An Iraqi army soldier stands guard at a checkpoint in the Shiite district of Sadr City in Baghdad, Iraq.(PHOTO CREDIT: GETTY IMAGES)
FROM CNN's Jack Cafferty:
Now is not the time for President Bush to negotiate a long-term security agreement with Iraq – that's the message from lawmakers in both Iraq and in the U.S.
More than 30 Iraqi lawmakers who represent parties making up a majority in the Iraqi parliament sent a letter to Congress last week. They said they will reject any agreement that "is not linked to clear mechanisms" obligating U.S. troops to leave "with a declared timetable and without leaving behind any military bases, soldiers or hired fighters."
The Associated Press reports that Iraqi officials familiar with the negotiations warn that a deal is unlikely to be reached before President Bush leaves office unless the administration lets up on some of its demands that Iraqis see as giving U.S. troops way too much freedom and stepping on Iraq's sovereignty.
Here at home, both Democratic and Republican lawmakers are accusing President Bush of trying to tie the hands of the next president when it comes to Iraq. The four senior members of the Senate Foreign Relations committee sent a letter saying the administration hasn't consulted with them on this agreement and that the need for legislative approval "remains an open question."
For its part, the administration insists that this agreement is not a treaty and so it doesn't need to be approved by the Senate. More of the same from George Bush. Do whatever you want whether the people think it's a good idea or not. Officials say the deal won't commit U-S troops to staying in Iraq, won't create permanent bases, and won't pledge to protect Iraq if invaded. Here's the problem: the U.N. mandate that authorizes U.S. presence in Iraq expires in December.
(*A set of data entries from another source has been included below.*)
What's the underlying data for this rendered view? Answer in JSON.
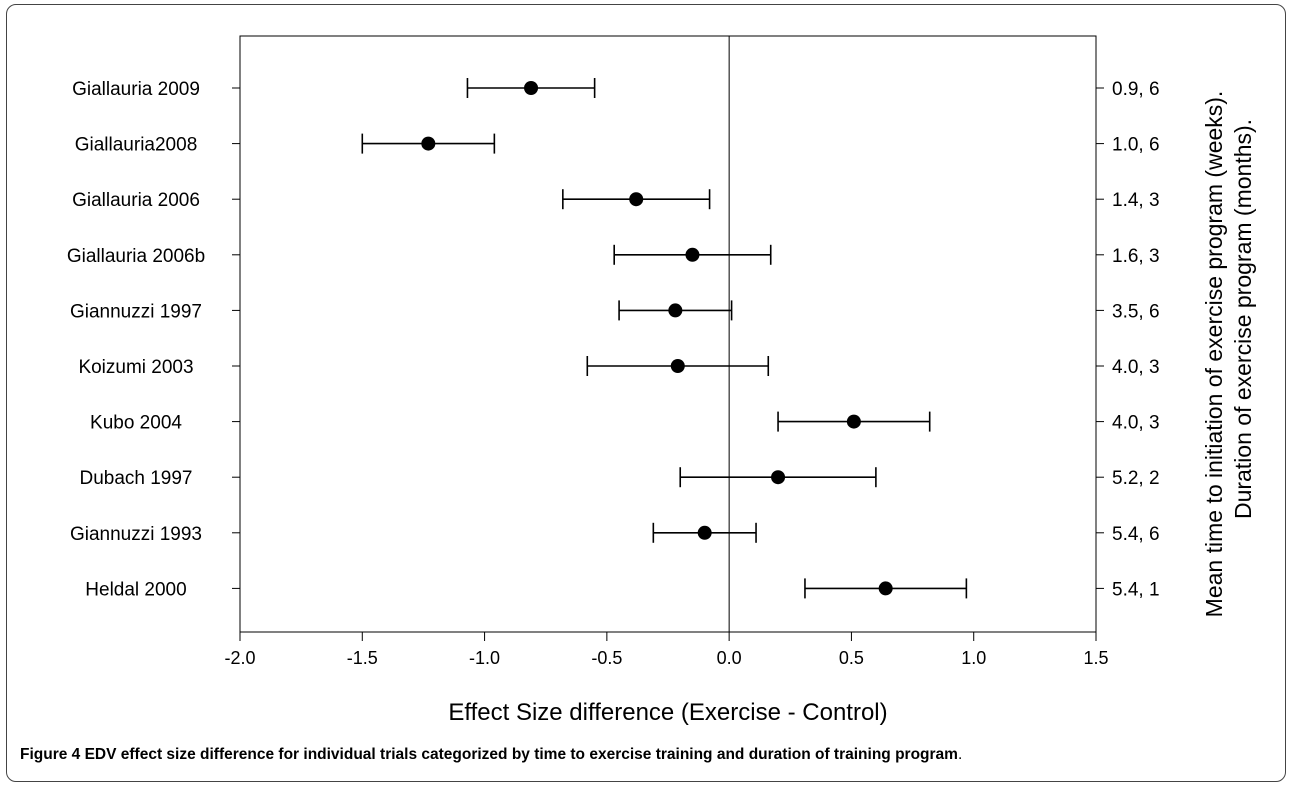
{
  "chart_data": {
    "type": "forest",
    "studies": [
      {
        "label": "Giallauria 2009",
        "right_label": "0.9, 6",
        "es": -0.81,
        "lo": -1.07,
        "hi": -0.55
      },
      {
        "label": "Giallauria2008",
        "right_label": "1.0, 6",
        "es": -1.23,
        "lo": -1.5,
        "hi": -0.96
      },
      {
        "label": "Giallauria 2006",
        "right_label": "1.4, 3",
        "es": -0.38,
        "lo": -0.68,
        "hi": -0.08
      },
      {
        "label": "Giallauria 2006b",
        "right_label": "1.6, 3",
        "es": -0.15,
        "lo": -0.47,
        "hi": 0.17
      },
      {
        "label": "Giannuzzi 1997",
        "right_label": "3.5, 6",
        "es": -0.22,
        "lo": -0.45,
        "hi": 0.01
      },
      {
        "label": "Koizumi 2003",
        "right_label": "4.0, 3",
        "es": -0.21,
        "lo": -0.58,
        "hi": 0.16
      },
      {
        "label": "Kubo 2004",
        "right_label": "4.0, 3",
        "es": 0.51,
        "lo": 0.2,
        "hi": 0.82
      },
      {
        "label": "Dubach 1997",
        "right_label": "5.2, 2",
        "es": 0.2,
        "lo": -0.2,
        "hi": 0.6
      },
      {
        "label": "Giannuzzi  1993",
        "right_label": "5.4, 6",
        "es": -0.1,
        "lo": -0.31,
        "hi": 0.11
      },
      {
        "label": "Heldal 2000",
        "right_label": "5.4, 1",
        "es": 0.64,
        "lo": 0.31,
        "hi": 0.97
      }
    ],
    "xlim": [
      -2.0,
      1.5
    ],
    "xticks": [
      "-2.0",
      "-1.5",
      "-1.0",
      "-0.5",
      "0.0",
      "0.5",
      "1.0",
      "1.5"
    ],
    "xlabel": "Effect Size difference (Exercise - Control)",
    "right_axis_label_1": "Mean time to initiation of exercise program (weeks).",
    "right_axis_label_2": "Duration of exercise program (months).",
    "reference_line": 0.0,
    "grid": false
  },
  "caption": {
    "bold": "Figure 4 EDV effect size difference for individual trials categorized by time to exercise training and duration of training program",
    "rest": "."
  }
}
Here’s my question to you: Should President Bush be negotiating a long-term security agreement with Iraq?
Interested to know which ones made it on air?
Jerry from Tulsa, Oklahoma writes:
President Bush will try to do an end run around Congress and make a long-term deal with Iraq, but his 32% approval rating will tackle him for a loss.
Jeff from Galena, Missouri writes:
He can negotiate anything he wants to. Whatever it is, it should be mandatory that it passes Congress.
Bob from Virginia writes:
I think Bush should start negotiating his way out of impeachment trials.
No. He has single-handedly done enough damage in the Middle East and to the long-term interests of our country. Early in his administration, Bush should have adopted the Hippocratic oath, “first, do no harm." It is far too late for that now.
It would just be a parting gift to allow McCain an excuse not to correct America's involvement in Iraq. Hopefully Obama will be wise enough to dissolve any such agreements, despite the howling from Republican chickenhawks. I think the other 80% of the U.S. would support him.
The only thing Bush should be doing is asking for forgiveness from the American people and the rest of the world. The best we can hope for is that he will do nothing for the rest of his term.
Absolutely not, as there is no reason to tie the hands of the next administration in this obvious attempt to dictate future policy. Oh, wait. Maybe that's the idea.